Charlottesville and Linden

Exactly a week after the “Unite the Right” movement staged its demonstration in Charlottesville, Virginia, sparking condemnation for its racist implications, there was a demonstration in Guyana that suggest some parallels with Charlottesville. There, a number of whites marched to aggressively express their disagreement with the decision of the town to pull down the statue of Confederate General Robert E. Lee.
To most Guyanese, this may have been a rather arcane issue to rile up counter demonstrations resulting in the death of one and injury to nineteen of the latter members, when a supporter of the Robert E. Lee partisans rammed his vehicle into them. But the issue should matter to us, since, at its core, is the long reach of slavery into the present, surviving as structural racism. While slavery was abolished by the British in their colonies in 1834; in the US, where there were even more African slaves than in the West Indies, it was continued to provide free labour for the cotton and tobacco plantations in the southern states.
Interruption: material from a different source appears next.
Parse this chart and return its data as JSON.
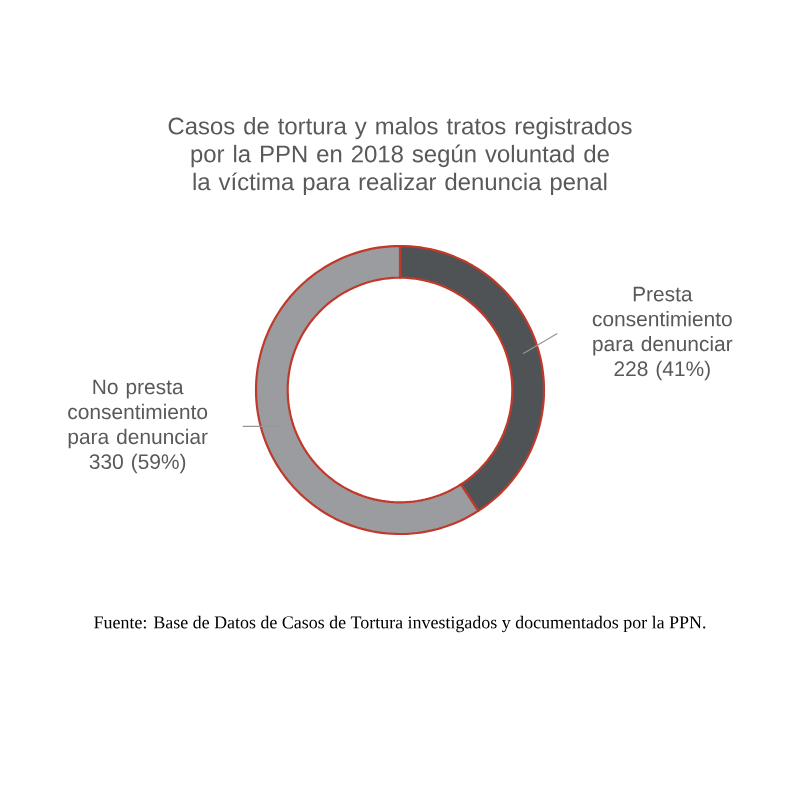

While there was a widespread debate for the abolition of slavery, the southern slaves dug their heels in and refused to agree to the right of Africans to be free.
It was not until a war was fought from 1861 to 1865, between those who wanted slavery abolished, (the Northern states) and those that wanted to maintain it (the Southern states), and after the latter were defeated that African Americans became at least free.  General Robert E. Lee was the leader of the Southern army (the Confederates) who fought against the Union forces. The present battle over whether to maintain or remove his statue in a state that fought to retain slavery is thus a trope for a larger battle — as to where exactly does America stand on the question of the enduring legacy of slavery/anti-African racism.
Guyana is connected to that battle because the ideology used to justify the enslavement of millions of Africans in the US by whites was the same ideology deployed in the West Indies to justify African slavery here on the sugar plantations. The Biblical story of Ham and the curse by his father Noah — that his descendants become slaves — was interpreted by whites to identify Africans as those descendants and therefore mandated that they be slaves. The Mormons, for instance, explicitly quoted this passage from Genesis to justify their position on slavery.
Fighting racism through the hundreds of years following slavery has taught us that all kinds of oppression can be, and have been, justified by arbitrary interpretations of texts that may not necessarily be relevant to the circumstances in which they are now applied. There is the matter of time, place and circumstances being changed, and compelling one to relook at older interpretations with new sensibilities. Even the Mormons had to re-examine the interpretation of the “curse of Ham” by 1978 and jettison it.
We now arrive at the demonstration in Linden, where it was reported that one group of citizens marched against homosexuals being possibly given the right by the Government to engage in same-sex intercourse. The latter would have to change the present law that was written by the British in the 19th century and justified by Biblical citations similar to the one used to justify slavery. Ironically, the British changed their law on the subject right after we received independence.
Because President Granger had declared that he is “prepared to respect the rights of any adult to indulge in any practice which is not harmful to others,” the action in Linden was intended as a broadside against him.
While, as in America, free speech is guaranteed here, right thinking citizens must condemn boot-strapping justifications to oppress fellow citizens who may be simply different from others. If it was wrong to oppress some for the colour of their skin, why is it not so for oppressing others today for the object of their love?